Compliance with Safety Standards: Functional safety standards like ISO 26262 (for automotive) and IEC 61508 (general functional safety) emphasize the need for FFI. Achieving FFI helps organizations comply with these stringent regulations, ensuring their systems meet safety benchmarks.

What?

Freedom From Interference (FFI) refers to the complete separation of critical safety functions from non-critical ones. This means that any failure or malfunction in a non-essential system—whether it’s hardware or software—should not affect the functioning of safety-critical function.
For example, in a car, your entertainment system and your braking system serve different purposes. While the entertainment system is important for user experience, it should not, under any circumstance, interfere with the braking mechanism.
According to ISO26262 FFI is “absence of cascading failures between two or more elements that could lead to the violation of a safety requirement”

Cascading Failures: 

Cascading Failures occur when the failure of one element within a system leads to the failure of another element, or even multiple elements, within the same system. These failures are interdependent but are not caused by a single common event or root cause. A failure in one part triggers a chain reaction, causing subsequent elements to fail, creating a cascading effect.

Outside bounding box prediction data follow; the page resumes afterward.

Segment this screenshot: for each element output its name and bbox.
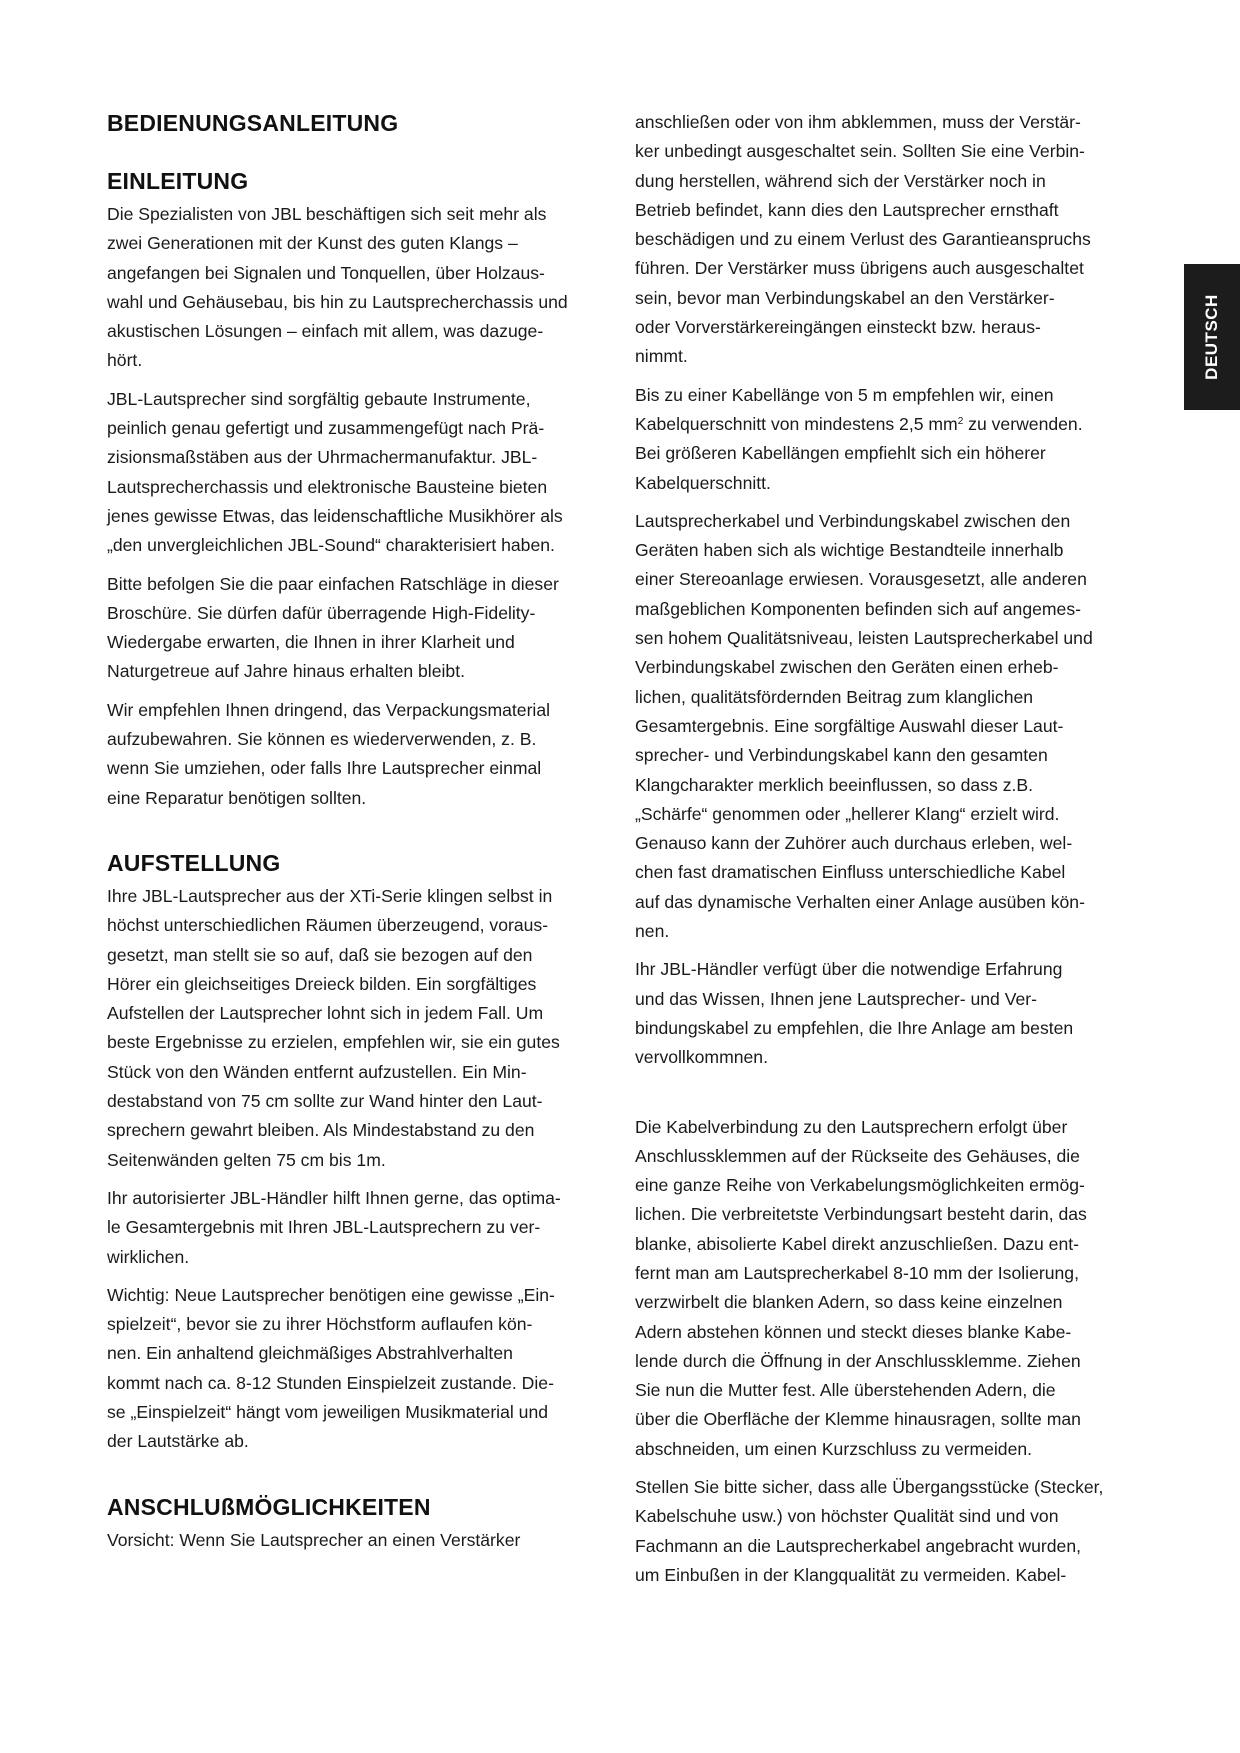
text-line: auf das dynamische Verhalten einer Anlage ausüben kön- [635,891,1085,912]
text-line: um Einbußen in der Klangqualität zu vermeiden. Kabel- [635,1564,1067,1585]
text-line: wirklichen. [107,1246,190,1267]
text-line: höchst unterschiedlichen Räumen überzeugend, voraus- [107,915,549,936]
text-line: zwei Generationen mit der Kunst des guten Klangs – [107,233,518,254]
text-line: der Lautstärke ab. [107,1431,249,1452]
text-line: anschließen oder von ihm abklemmen, muss der Verstär- [635,112,1081,132]
text-line: Broschüre. Sie dürfen dafür überragende High-Fidelity- [107,602,536,623]
text-line: lichen. Die verbreitetste Verbindungsart besteht darin, das [635,1204,1087,1225]
text-line: Die Kabelverbindung zu den Lautsprechern erfolgt über [635,1116,1068,1137]
text-line: nen. Ein anhaltend gleichmäßiges Abstrahlverhalten [107,1343,513,1364]
text-line: Die Spezialisten von JBL beschäftigen sich seit mehr als [107,204,547,224]
text-line: lichen, qualitätsfördernden Beitrag zum klanglichen [635,686,1034,707]
text-line: Bis zu einer Kabellänge von 5 m empfehlen wir, einen [635,384,1054,405]
text-line: Lautsprecherkabel und Verbindungskabel zwischen den [635,510,1071,531]
paragraph [107,200,603,376]
text-line: beschädigen und zu einem Verlust des Garantieanspruchs [635,229,1091,250]
text-line: und das Wissen, Ihnen jene Lautsprecher- und Ver- [635,988,1037,1009]
text-line: Kabelquerschnitt von mindestens 2,5 $mm^2$ zu verwenden. [635,413,1083,434]
text-line: zisionsmaßstäben aus der Uhrmachermanufaktur. JBL- [107,447,538,468]
paragraph [107,1184,603,1272]
text-line: vervollkommnen. [635,1047,768,1068]
text-line: JBL-Lautsprecher sind sorgfältig gebaute Instrumente, [107,388,531,409]
text-line: Seitenwänden gelten 75 cm bis 1m. [107,1149,386,1170]
paragraph [107,882,603,1175]
right-column [635,108,1127,1590]
heading-anschlussmoeglichkeiten: ANSCHLUßMÖGLICHKEITEN [107,1493,431,1520]
text-line: Adern abstehen können und steckt dieses blanke Kabe- [635,1321,1072,1342]
text-line: se „Einspielzeit“ hängt vom jeweiligen Musikmaterial und [107,1401,549,1422]
text-line: nimmt. [635,346,688,367]
text-line: Wiedergabe erwarten, die Ihnen in ihrer Klarheit und [107,632,515,653]
text-line: „den unvergleichlichen JBL-Sound“ charakterisiert haben. [107,535,555,556]
text-line: sein, bevor man Verbindungskabel an den Verstärker- [635,287,1055,308]
paragraph-cable-gauge [635,381,1127,498]
heading-aufstellung: AUFSTELLUNG [107,849,281,876]
text-line: verzwirbelt die blanken Adern, so dass keine einzelnen [635,1292,1063,1313]
text-line: sprechern gewahrt bleiben. Als Mindestabstand zu den [107,1120,535,1141]
text-line: über die Oberfläche der Klemme hinausragen, sollte man [635,1409,1081,1430]
text-line: wahl und Gehäusebau, bis hin zu Lautsprecherchassis und [107,291,568,312]
text-line: le Gesamtergebnis mit Ihren JBL-Lautsprechern zu ver- [107,1217,541,1238]
text-line: sprecher- und Verbindungskabel kann den gesamten [635,745,1048,766]
heading-einleitung: EINLEITUNG [107,168,249,194]
text-line: Stellen Sie bitte sicher, dass alle Übergangsstücke (Stecker, [635,1477,1104,1498]
text-line: blanke, abisolierte Kabel direkt anzuschließen. Dazu ent- [635,1233,1080,1254]
text-line: gesetzt, man stellt sie so auf, daß sie bezogen auf den [107,944,533,965]
text-line: „Schärfe“ genommen oder „hellerer Klang“ erzielt wird. [635,803,1060,824]
paragraph [107,1526,603,1555]
text-line: Ihr autorisierter JBL-Händler hilft Ihnen gerne, das optima- [107,1187,561,1208]
text-line: spielzeit“, bevor sie zu ihrer Höchstform auflaufen kön- [107,1314,533,1335]
text-line: Sie nun die Mutter fest. Alle überstehenden Adern, die [635,1380,1056,1401]
text-line: einer Stereoanlage erwiesen. Vorausgesetzt, alle anderen [635,569,1087,590]
language-tab-label: DEUTSCH [1202,294,1221,380]
text-line: Verbindungskabel zwischen den Geräten einen erheb- [635,657,1059,678]
text-line: Fachmann an die Lautsprecherkabel angebracht wurden, [635,1535,1081,1556]
paragraph [635,1473,1127,1590]
text-line: bindungskabel zu empfehlen, die Ihre Anlage am besten [635,1017,1074,1038]
text-line: chen fast dramatischen Einfluss unterschiedliche Kabel [635,862,1066,883]
text-line: Bitte befolgen Sie die paar einfachen Ratschläge in dieser [107,573,559,594]
text-line: Wichtig: Neue Lautsprecher benötigen eine gewisse „Ein- [107,1284,555,1305]
text-line: wenn Sie umziehen, oder falls Ihre Lautsprecher einmal [107,758,542,779]
text-line: Genauso kann der Zuhörer auch durchaus erleben, wel- [635,833,1073,854]
superscript: 2 [957,415,964,427]
text-line: sen hohem Qualitätsniveau, leisten Lautsprecherkabel und [635,628,1093,649]
text-line: Hörer ein gleichseitiges Dreieck bilden. Ein sorgfältiges [107,973,537,994]
text-line: angefangen bei Signalen und Tonquellen, über Holzaus- [107,262,545,283]
text-line: Geräten haben sich als wichtige Bestandteile innerhalb [635,540,1064,561]
text-line: führen. Der Verstärker muss übrigens auch ausgeschaltet [635,258,1084,279]
text-line: aufzubewahren. Sie können es wiederverwenden, z. B. [107,729,537,750]
text-line: Lautsprecherchassis und elektronische Bausteine bieten [107,476,548,497]
language-tab [1184,264,1240,410]
text-line: eine Reparatur benötigen sollten. [107,787,367,808]
text-line: Kabelquerschnitt. [635,472,771,493]
text-line: ker unbedingt ausgeschaltet sein. Sollten Sie eine Verbin- [635,141,1085,162]
text-line: dung herstellen, während sich der Verstärker noch in [635,170,1046,191]
text-line: hört. [107,350,143,371]
text-line: Ihre JBL-Lautsprecher aus der XTi-Serie klingen selbst in [107,885,553,906]
text-line: lende durch die Öffnung in der Anschlussklemme. Ziehen [635,1350,1081,1371]
text-line: Aufstellen der Lautsprecher lohnt sich in jedem Fall. Um [107,1003,544,1024]
text-line: Bei größeren Kabellängen empfiehlt sich ein höherer [635,443,1046,464]
left-column [107,108,603,1555]
document-title: BEDIENUNGSANLEITUNG [107,110,399,136]
paragraph [107,696,603,813]
text-line: abschneiden, um einen Kurzschluss zu vermeiden. [635,1438,1033,1459]
text-line: fernt man am Lautsprecherkabel 8-10 mm der Isolierung, [635,1262,1079,1283]
paragraph [635,108,1127,372]
text-line: Naturgetreue auf Jahre hinaus erhalten bleibt. [107,661,465,682]
paragraph [107,1281,603,1457]
paragraph [635,955,1127,1072]
text-line: Vorsicht: Wenn Sie Lautsprecher an einen Verstärker [107,1529,521,1550]
text-line: beste Ergebnisse zu erzielen, empfehlen wir, sie ein gutes [107,1032,560,1053]
text-line: Stück von den Wänden entfernt aufzustellen. Ein Min- [107,1061,527,1082]
text-line: oder Vorverstärkereingängen einsteckt bzw. heraus- [635,317,1041,338]
paragraph [107,385,603,561]
text-line: peinlich genau gefertigt und zusammengefügt nach Prä- [107,418,545,439]
text-line: Betrieb befindet, kann dies den Lautsprecher ernsthaft [635,199,1059,220]
text-line: jenes gewisse Etwas, das leidenschaftliche Musikhörer als [107,505,563,526]
text-line: maßgeblichen Komponenten befinden sich auf angemes- [635,598,1081,619]
paragraph [107,570,603,687]
text-line: eine ganze Reihe von Verkabelungsmöglichkeiten ermög- [635,1175,1085,1196]
text-line: Wir empfehlen Ihnen dringend, das Verpackungsmaterial [107,699,551,720]
text-line: destabstand von 75 cm sollte zur Wand hinter den Laut- [107,1091,543,1112]
text-line: Klangcharakter merklich beeinflussen, so dass z.B. [635,774,1034,795]
text-line: Kabelschuhe usw.) von höchster Qualität sind und von [635,1506,1059,1527]
text-line: Anschlussklemmen auf der Rückseite des Gehäuses, die [635,1145,1080,1166]
text-line: kommt nach ca. 8-12 Stunden Einspielzeit zustande. Die- [107,1372,554,1393]
text-line: akustischen Lösungen – einfach mit allem, was dazuge- [107,321,544,342]
text-line: Gesamtergebnis. Eine sorgfältige Auswahl dieser Laut- [635,715,1064,736]
text-line: nen. [635,921,670,942]
paragraph [635,507,1127,946]
text-line: Ihr JBL-Händler verfügt über die notwendige Erfahrung [635,959,1063,980]
paragraph [635,1113,1127,1465]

The figure below illustrates that failure in element 2 does not cause element 1 to fail, hence achieving Freedom From Interference between element 1 and element 2

The figure below illustrates that failure in element 3 does cause element 4 to fail, there is no Freedom From Interference between element 3 and element 4

 
In simple words, a failure in less safety critical elements shall not cause any failure in more safety critical element

How to Achieve FFI in Functional Safety Systems?

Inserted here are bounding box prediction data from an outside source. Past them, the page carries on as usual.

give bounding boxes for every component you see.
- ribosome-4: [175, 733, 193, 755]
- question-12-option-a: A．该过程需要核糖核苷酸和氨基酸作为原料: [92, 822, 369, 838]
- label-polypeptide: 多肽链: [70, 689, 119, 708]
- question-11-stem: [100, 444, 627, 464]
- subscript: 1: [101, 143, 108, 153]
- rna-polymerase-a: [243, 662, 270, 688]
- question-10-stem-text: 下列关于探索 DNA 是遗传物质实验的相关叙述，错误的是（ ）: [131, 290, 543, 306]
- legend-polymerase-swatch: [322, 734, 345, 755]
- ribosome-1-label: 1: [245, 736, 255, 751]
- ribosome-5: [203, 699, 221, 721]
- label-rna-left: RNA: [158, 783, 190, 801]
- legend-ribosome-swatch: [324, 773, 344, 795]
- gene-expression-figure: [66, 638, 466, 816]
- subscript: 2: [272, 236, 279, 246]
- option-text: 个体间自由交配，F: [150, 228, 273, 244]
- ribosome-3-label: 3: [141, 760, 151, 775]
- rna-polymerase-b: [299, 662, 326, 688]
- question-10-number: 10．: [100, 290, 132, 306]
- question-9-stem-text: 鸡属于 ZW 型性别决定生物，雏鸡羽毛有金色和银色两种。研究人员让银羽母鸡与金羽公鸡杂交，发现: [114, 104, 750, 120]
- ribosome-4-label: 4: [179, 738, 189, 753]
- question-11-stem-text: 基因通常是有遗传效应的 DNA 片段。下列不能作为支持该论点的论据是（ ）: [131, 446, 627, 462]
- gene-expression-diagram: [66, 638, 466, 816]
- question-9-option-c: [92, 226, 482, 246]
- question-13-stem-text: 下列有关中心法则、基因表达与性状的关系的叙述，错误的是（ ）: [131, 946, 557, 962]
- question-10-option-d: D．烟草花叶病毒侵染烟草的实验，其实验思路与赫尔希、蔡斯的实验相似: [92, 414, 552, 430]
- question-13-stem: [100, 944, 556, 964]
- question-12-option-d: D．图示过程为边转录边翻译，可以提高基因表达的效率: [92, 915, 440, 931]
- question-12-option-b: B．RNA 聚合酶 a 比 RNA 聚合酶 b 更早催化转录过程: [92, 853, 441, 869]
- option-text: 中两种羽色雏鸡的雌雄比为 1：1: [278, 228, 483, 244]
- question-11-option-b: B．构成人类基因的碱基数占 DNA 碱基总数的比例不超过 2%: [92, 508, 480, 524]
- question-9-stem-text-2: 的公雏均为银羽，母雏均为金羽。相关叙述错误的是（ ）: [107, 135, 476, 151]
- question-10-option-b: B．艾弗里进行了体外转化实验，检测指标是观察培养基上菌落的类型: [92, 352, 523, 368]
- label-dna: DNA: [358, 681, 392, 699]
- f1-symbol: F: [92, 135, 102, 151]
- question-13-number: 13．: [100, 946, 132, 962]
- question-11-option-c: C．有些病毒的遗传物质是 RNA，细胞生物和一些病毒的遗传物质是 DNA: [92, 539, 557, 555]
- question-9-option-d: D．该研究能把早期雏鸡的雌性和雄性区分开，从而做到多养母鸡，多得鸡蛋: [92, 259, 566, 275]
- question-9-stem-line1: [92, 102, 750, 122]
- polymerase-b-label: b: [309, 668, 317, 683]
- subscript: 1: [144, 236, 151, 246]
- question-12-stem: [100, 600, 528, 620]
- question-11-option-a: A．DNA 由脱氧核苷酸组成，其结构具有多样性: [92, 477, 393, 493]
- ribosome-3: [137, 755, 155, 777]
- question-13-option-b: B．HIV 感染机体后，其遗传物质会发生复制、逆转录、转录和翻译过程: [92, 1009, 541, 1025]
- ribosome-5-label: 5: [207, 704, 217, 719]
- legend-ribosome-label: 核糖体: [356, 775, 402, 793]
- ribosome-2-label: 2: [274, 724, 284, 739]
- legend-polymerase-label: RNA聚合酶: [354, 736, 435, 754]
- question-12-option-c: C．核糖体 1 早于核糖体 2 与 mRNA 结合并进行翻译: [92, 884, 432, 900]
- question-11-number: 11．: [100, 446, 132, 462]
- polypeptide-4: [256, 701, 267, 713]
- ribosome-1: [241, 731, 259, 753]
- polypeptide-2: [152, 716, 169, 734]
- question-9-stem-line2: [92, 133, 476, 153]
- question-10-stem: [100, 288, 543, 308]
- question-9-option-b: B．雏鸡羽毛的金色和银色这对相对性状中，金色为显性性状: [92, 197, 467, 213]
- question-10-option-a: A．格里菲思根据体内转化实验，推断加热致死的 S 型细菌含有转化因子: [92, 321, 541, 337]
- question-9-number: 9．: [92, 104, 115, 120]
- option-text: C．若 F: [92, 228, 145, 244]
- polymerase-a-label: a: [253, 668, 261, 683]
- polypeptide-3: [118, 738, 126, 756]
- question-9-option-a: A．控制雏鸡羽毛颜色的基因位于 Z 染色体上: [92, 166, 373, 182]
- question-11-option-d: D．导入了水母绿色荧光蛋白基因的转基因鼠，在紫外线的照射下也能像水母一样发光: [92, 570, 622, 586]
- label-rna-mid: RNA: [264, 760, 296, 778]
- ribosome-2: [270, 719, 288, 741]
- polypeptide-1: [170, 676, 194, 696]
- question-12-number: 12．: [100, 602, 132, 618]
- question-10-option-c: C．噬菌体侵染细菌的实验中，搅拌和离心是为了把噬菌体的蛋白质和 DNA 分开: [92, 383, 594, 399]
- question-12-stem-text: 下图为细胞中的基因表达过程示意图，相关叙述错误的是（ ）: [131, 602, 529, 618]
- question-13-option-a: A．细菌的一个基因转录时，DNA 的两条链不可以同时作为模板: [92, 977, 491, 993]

There are multiple methods to do this, one of which is a popular tool Dependent Failure Analysis (DFA)
Dependent Failure Analysis is the systematic examination of how failures can propagate across different systems, subsystems, or components that are intended to function independently. In theory, these elements should operate without influencing each other, but in practice, external factors, environmental conditions, or design flaws can create unwanted dependencies.
In simpler terms, DFA assesses situations where a failure in one part of a system may unintentionally cause another supposedly independent part to fail. Such failures can be devastating in safety-critical systems, making DFA a vital tool in functional safety engineering.
DFA also reveals where systems may interfere with each other, even if they share resources. This allows for better design and mitigation strategies.

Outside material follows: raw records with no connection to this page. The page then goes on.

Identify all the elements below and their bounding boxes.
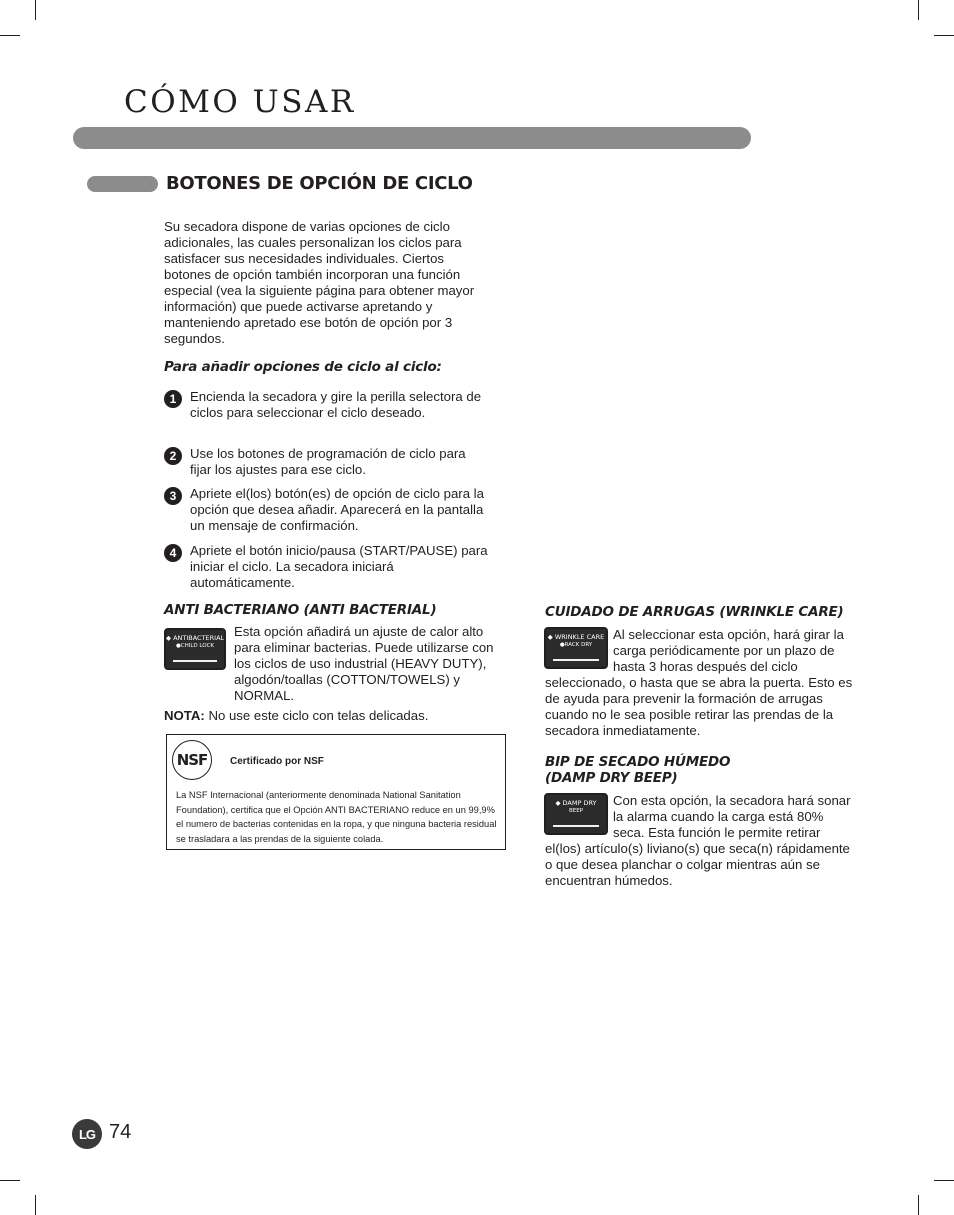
button-sublabel: ●RACK DRY [559, 642, 593, 648]
crop-mark [0, 1180, 20, 1181]
wrinkle-care-text: Al seleccionar esta opción, hará girar la carga periódicamente por un plazo de hasta 3 horas después del ciclo seleccionado, o hasta que se abra la puerta. Esto es de ayuda para prevenir la formación de arrugas cuando no le sea posible retirar las prendas de la secadora inmediatamente. [545, 627, 853, 738]
section-title: BOTONES DE OPCIÓN DE CICLO [166, 173, 473, 194]
wrinkle-care-text-block [545, 627, 857, 739]
damp-dry-text: Con esta opción, la secadora hará sonar la alarma cuando la carga está 80% seca. Esta función le permite retirar el(los) artículo(s) liviano(s) que seca(n) rápidamente o que desea planchar o colgar mientras aún se encuentran húmedos. [545, 793, 851, 888]
add-options-heading: Para añadir opciones de ciclo al ciclo: [164, 359, 442, 375]
title-bar [73, 127, 751, 149]
crop-mark [918, 1195, 919, 1215]
step-item [164, 389, 494, 439]
step-number: 4 [164, 544, 182, 562]
step-item [164, 486, 494, 536]
damp-dry-text-block [545, 793, 857, 889]
section-pill [87, 176, 158, 192]
intro-paragraph: Su secadora dispone de varias opciones de ciclo adicionales, las cuales personalizan los ciclos para satisfacer sus necesidades individuales. Ciertos botones de opción también incorporan una función especial (vea la siguiente página para obtener mayor información) que puede activarse apretando y manteniendo apretado ese botón de opción por 3 segundos. [164, 219, 475, 346]
step-number: 3 [164, 487, 182, 505]
nsf-box [166, 734, 506, 850]
button-indicator [173, 660, 217, 662]
damp-dry-heading-line1: BIP DE SECADO HÚMEDO [545, 754, 731, 770]
page-title: CÓMO USAR [124, 84, 356, 120]
note-text: No use este ciclo con telas delicadas. [204, 708, 429, 723]
step-item [164, 446, 494, 480]
crop-mark [35, 1195, 36, 1215]
nsf-logo: NSF [172, 740, 212, 780]
button-label: ◆ ANTIBACTERIAL [166, 634, 225, 642]
damp-dry-heading-line2: (DAMP DRY BEEP) [545, 770, 678, 786]
step-text: Encienda la secadora y gire la perilla selectora de ciclos para seleccionar el ciclo deseado. [190, 389, 482, 420]
float-spacer [545, 627, 613, 675]
crop-mark [918, 0, 919, 20]
float-spacer [545, 793, 613, 841]
step-number: 2 [164, 447, 182, 465]
crop-mark [934, 35, 954, 36]
crop-mark [35, 0, 36, 20]
crop-mark [934, 1180, 954, 1181]
button-sublabel: ●CHILD LOCK [175, 643, 215, 649]
nsf-certified: Certificado por NSF [230, 756, 324, 767]
note [164, 708, 494, 724]
step-item [164, 543, 494, 593]
anti-bacterial-heading: ANTI BACTERIANO (ANTI BACTERIAL) [164, 602, 437, 618]
crop-mark [0, 35, 20, 36]
button-label: ◆ WRINKLE CARE [547, 633, 605, 641]
anti-bacterial-text: Esta opción añadirá un ajuste de calor alto para eliminar bacterias. Puede utilizarse con los ciclos de uso industrial (HEAVY DUTY), algodón/toallas (COTTON/TOWELS) y NORMAL. [234, 624, 494, 703]
step-text: Apriete el(los) botón(es) de opción de ciclo para la opción que desea añadir. Aparecerá en la pantalla un mensaje de confirmación. [190, 486, 484, 533]
step-number: 1 [164, 390, 182, 408]
lg-logo: LG [72, 1119, 102, 1149]
damp-dry-heading [545, 754, 730, 786]
button-sublabel: BEEP [568, 808, 584, 814]
button-label: ◆ DAMP DRY [555, 799, 597, 807]
anti-bacterial-button-image [164, 628, 226, 670]
wrinkle-care-heading: CUIDADO DE ARRUGAS (WRINKLE CARE) [545, 604, 844, 620]
step-text: Apriete el botón inicio/pausa (START/PAUSE) para iniciar el ciclo. La secadora iniciará automáticamente. [190, 543, 488, 590]
nsf-text: La NSF Internacional (anteriormente denominada National Sanitation Foundation), certifica que el Opción ANTI BACTERIANO reduce en un 99,9% el numero de bacterias contenidas en la ropa, y que ninguna bacteria residual se trasladara a las prendas de la siguiente colada. [176, 790, 497, 844]
note-label: NOTA: [164, 708, 205, 723]
step-text: Use los botones de programación de ciclo para fijar los ajustes para ese ciclo. [190, 446, 466, 477]
page-number: 74 [109, 1121, 132, 1143]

Partitioning in Hardware and Software: One of the most direct ways to achieve FFI is by partitioning critical and non-critical components. This partitioning can occur at both the hardware and software levels

Hardware Partitioning: You can dedicate separate processing units, memory, or communication interfaces to safety-critical functions, thereby physically isolating them from non-critical tasks.
Software Partitioning: Critical software functions can run in isolated memory spaces, utilizing robust mechanisms like memory protection or containerization to prevent unintended interactions with non-critical applications.

Conclusion

Achieving Freedom From Interference (FFI) is crucial in ensuring that safety-critical systems remain protected, reliable, and functional, even in the event of failures or malfunctions elsewhere in the system.
By implementing FFI through methods like partitioning, time separation, and redundancy, engineers can build robust, safety-focused systems that continue to perform under pressure.